Some Detroit residents love that even though it’s a big city, compared to many others it still feels like there’s room to breathe. Other people want it to feel more urban, and encourage more density downtown and into the neighborhoods (there’s plenty of room).
But how does Detroit’s population density really compare to other big cities around the country and the world? New maps created by SpareFoot Moving Guides provide an interesting perspective.
The maps take into account the 139 square miles of land in the city, with a population of 677,116. This creates a population density of 4,878 persons per square mile. If Detroit’s population was as dense as other major cities, how big would it be?
New York City’s density is nearly seven times that of Detroit’s, meaning if the Motor City had the same density as the Big Apple, the city would be 24 square miles, covering the Riverfront to Highland Park, 75 to about Livernois.
San Francisco has one of the wildest real estate markets in the country right now. Their population density is coming in at 18,440 per square mile. That population density would give us 37 square miles to work with.
Everything’s bigger in Texas, right?
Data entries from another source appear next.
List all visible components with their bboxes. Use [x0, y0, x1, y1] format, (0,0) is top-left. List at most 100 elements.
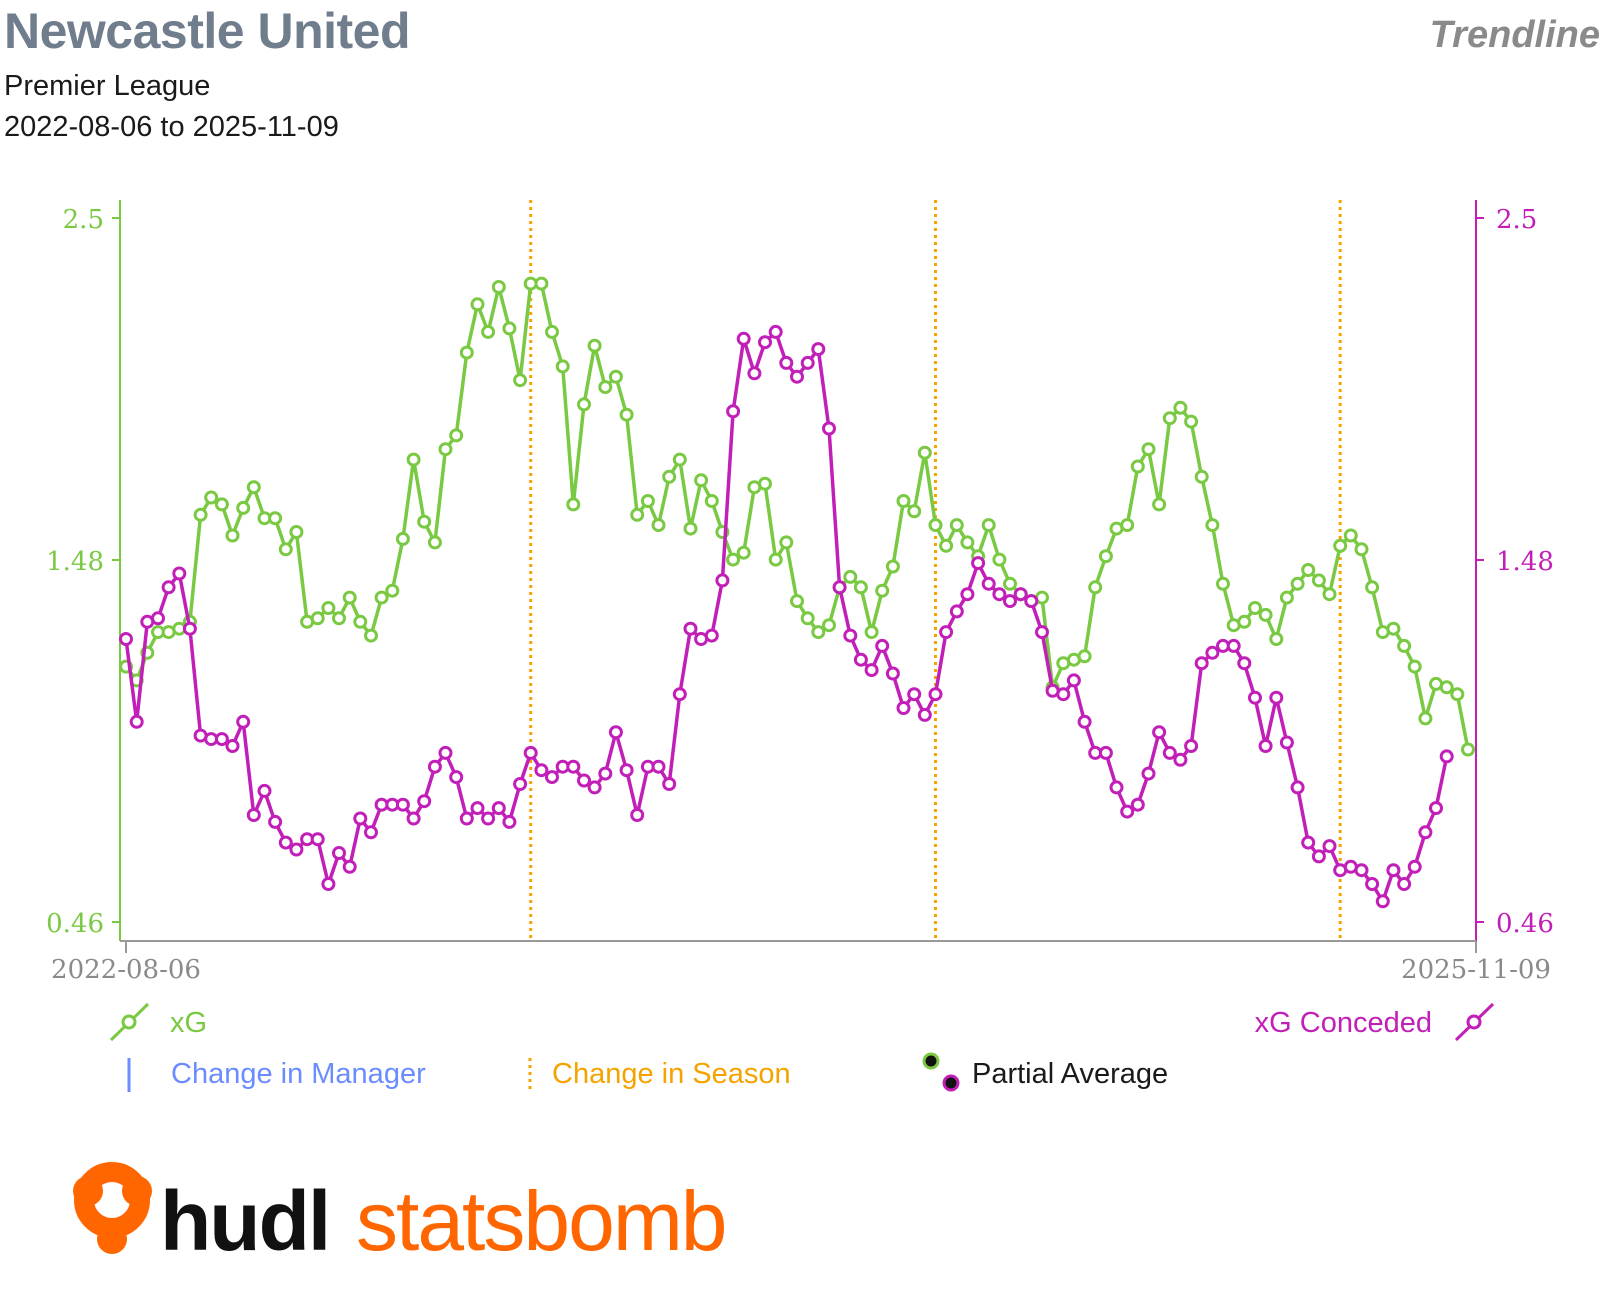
xg-point	[800, 611, 815, 626]
xg-point	[885, 559, 900, 574]
xg-point	[1258, 607, 1273, 622]
hudl-statsbomb-logo: hudl statsbomb	[73, 1162, 728, 1268]
xg-conceded-point	[907, 687, 922, 702]
right-tick-label-bottom: 0.46	[1496, 909, 1554, 939]
xg-conceded-point	[1269, 690, 1284, 705]
xg-conceded-point	[598, 766, 613, 781]
xg-conceded-point	[417, 794, 432, 809]
xg-point	[1120, 518, 1135, 533]
xg-point	[1397, 638, 1412, 653]
date-range-label: 2022-08-06 to 2025-11-09	[4, 111, 339, 143]
xg-conceded-point	[1024, 594, 1039, 609]
xg-point	[790, 594, 804, 609]
xg-conceded-point	[491, 801, 506, 816]
xg-conceded-point	[332, 846, 346, 860]
xg-conceded-point	[1439, 749, 1454, 764]
season-change-lines	[529, 200, 1342, 941]
xg-conceded-point	[939, 625, 954, 640]
xg-conceded-point	[619, 763, 634, 778]
hudl-mark-icon	[73, 1162, 152, 1254]
xg-conceded-point	[1258, 739, 1273, 753]
xg-conceded-point	[406, 811, 421, 826]
xg-conceded-point	[726, 404, 741, 419]
xg-point	[1130, 459, 1145, 474]
xg-conceded-point	[395, 797, 410, 812]
xg-point	[981, 518, 996, 533]
xg-point	[640, 494, 655, 508]
xg-point	[651, 518, 666, 533]
left-tick-label-bottom: 0.46	[46, 909, 104, 939]
xg-conceded-point	[1248, 690, 1262, 705]
xg-conceded-point	[1397, 877, 1412, 891]
xg-point	[1088, 580, 1103, 595]
xg-conceded-point	[1066, 673, 1081, 688]
xg-conceded-point	[577, 773, 591, 788]
chart-title: Newcastle United	[4, 3, 411, 59]
series-xg-conceded	[119, 324, 1454, 909]
legend: xG xG Conceded Change in Manager Change …	[109, 1002, 1495, 1092]
xg-conceded-point	[864, 663, 879, 678]
xg-point	[204, 490, 219, 505]
xg-point	[364, 628, 378, 643]
xg-point	[289, 525, 304, 539]
xg-conceded-point	[758, 335, 772, 350]
xg-point	[395, 531, 410, 546]
xg-conceded-point	[1152, 725, 1167, 740]
xg-point	[374, 590, 389, 605]
xg-conceded-point	[1386, 863, 1401, 878]
xg-conceded-point	[768, 324, 783, 339]
xg-point	[1248, 601, 1262, 615]
xg-conceded-point	[566, 759, 581, 774]
xg-conceded-point	[683, 621, 698, 636]
xg-point	[1173, 400, 1188, 415]
legend-manager-label: Change in Manager	[171, 1058, 426, 1090]
xg-point	[268, 511, 283, 526]
xg-conceded-point	[651, 759, 666, 774]
xg-conceded-point	[438, 745, 453, 760]
xg-point	[779, 535, 794, 550]
xg-conceded-point	[1279, 735, 1294, 750]
xg-point	[1461, 742, 1475, 757]
xg-point	[939, 538, 954, 553]
xg-conceded-point	[513, 777, 528, 791]
xg-conceded-point	[960, 587, 975, 602]
xg-conceded-point	[800, 355, 815, 370]
xg-conceded-point	[704, 628, 719, 643]
xg-point	[417, 514, 432, 529]
xg-point	[513, 373, 528, 388]
xg-conceded-point	[1375, 894, 1390, 909]
xg-point	[278, 542, 293, 557]
xg-conceded-point	[310, 832, 325, 847]
right-tick-label-top: 2.5	[1496, 205, 1537, 235]
xg-conceded-point	[971, 556, 986, 571]
xg-conceded-point	[896, 701, 911, 715]
xg-conceded-point	[715, 573, 730, 588]
xg-conceded-point	[449, 770, 464, 785]
xg-point	[853, 580, 868, 595]
xg-conceded-point	[1301, 835, 1316, 850]
xg-conceded-point	[545, 770, 559, 785]
legend-xg-conceded-marker-icon	[1466, 1014, 1482, 1030]
xg-conceded-point	[427, 759, 442, 774]
xg-point	[949, 518, 964, 533]
xg-conceded-point	[917, 707, 932, 722]
xg-point	[1290, 576, 1305, 591]
xg-point	[406, 452, 421, 467]
left-tick-label-mid: 1.48	[46, 547, 104, 577]
xg-point	[960, 535, 975, 550]
xg-conceded-point	[853, 652, 868, 667]
legend-partial-green-icon	[922, 1052, 940, 1070]
xg-point	[236, 500, 251, 515]
xg-conceded-point	[1205, 645, 1220, 660]
xg-point	[1279, 590, 1294, 605]
xg-conceded-point	[1322, 839, 1337, 854]
xg-line	[124, 281, 1470, 750]
xg-conceded-point	[1311, 849, 1326, 864]
xg-point	[193, 507, 208, 522]
xg-conceded-point	[1077, 714, 1092, 729]
xg-point	[1098, 549, 1113, 564]
xg-conceded-point	[523, 745, 538, 760]
xg-point	[427, 535, 442, 550]
xg-point	[1194, 469, 1209, 484]
xg-point	[449, 428, 464, 443]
Houston boasts both big square miles and a huge population, putting their density at 3,830 per square mile. We’d have to expand our borders for that one.
Out in Manila, the massive city has a density of 107,497 per square mile. That kind of density would fit within the 7.2 mile downtown core of Detroit.
The report also provides comparisons of super dense cities like Paris, Dhaka, and Mumbai, and far less dense cities like Jacksonville, Florida, and Anchorage, Alaska. We hope Detroit’s population takes a turn toward an upswing in the next few years, and feel like we can all agree that there’s plenty of room for growth and a little more density.